I need help solving this particular congruence with Euclidean algorithm. I, in general, don't know how to solve congruences with exponents so I don't even know how to start.

\begin{align*} x \equiv 6^{29} \;(\bmod\; 7) \end{align*}

I know how to solve the ones without exponents, so it would be great if someone could do a step by step solution for this example and explain it to me a little bit better. I want to use Euclidean algorithm because that's how I learnt to do all other congruences and Chinese remainder theorem. (This is how i do them: https://www.youtube.com/watch?v=4-HSjLXrfPs)

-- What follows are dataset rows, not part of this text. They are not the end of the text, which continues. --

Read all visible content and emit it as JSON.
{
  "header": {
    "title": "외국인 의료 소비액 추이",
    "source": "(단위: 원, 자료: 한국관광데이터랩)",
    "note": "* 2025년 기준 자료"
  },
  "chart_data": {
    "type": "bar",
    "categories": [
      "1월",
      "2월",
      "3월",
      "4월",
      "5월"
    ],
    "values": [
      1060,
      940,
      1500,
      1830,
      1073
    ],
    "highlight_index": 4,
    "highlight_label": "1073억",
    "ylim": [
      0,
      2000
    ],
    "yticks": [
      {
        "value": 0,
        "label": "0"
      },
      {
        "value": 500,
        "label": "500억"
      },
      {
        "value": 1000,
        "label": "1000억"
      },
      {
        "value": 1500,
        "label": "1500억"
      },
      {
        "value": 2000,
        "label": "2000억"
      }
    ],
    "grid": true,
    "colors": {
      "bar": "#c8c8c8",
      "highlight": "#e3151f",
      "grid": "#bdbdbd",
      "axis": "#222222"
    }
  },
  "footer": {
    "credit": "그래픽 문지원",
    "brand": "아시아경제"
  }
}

Any help is much appreciated.

Answer 1

Irrespective of $6\equiv -1\bmod 7$; Euler's theorem helps:

For any $a$ not divisible by $7$, on has $$a^n\equiv a^{n\bmod\varphi(7)}=a^{n\bmod 6}\bmod n.$$ Actually $6$ has order $2$ modulo $7$, so one even has $\;a^n\equiv a^{n\bmod 2}\bmod 7$.

Answer 2

$6x\equiv 6^{30}\pmod 7$ evaluate the unmodded value of $6^{30}$ and do as you did before.

Answer 3

Since $6^{29} = (6^2)^{14}\cdot6=(\mathring{7}+1)^{14}\cdot6$ and from $(\mathring{7}+1)^{14}=\mathring{7}+1^{14}$ we have:

\begin{align*} x \equiv 6^{29} \equiv 6(\mathring{7}+1^{14}) \equiv 6 \;(\bmod\; 7) \end{align*}

So you have to look for numbers of the form $7k+6$ with $k\in\mathbb{Z}$.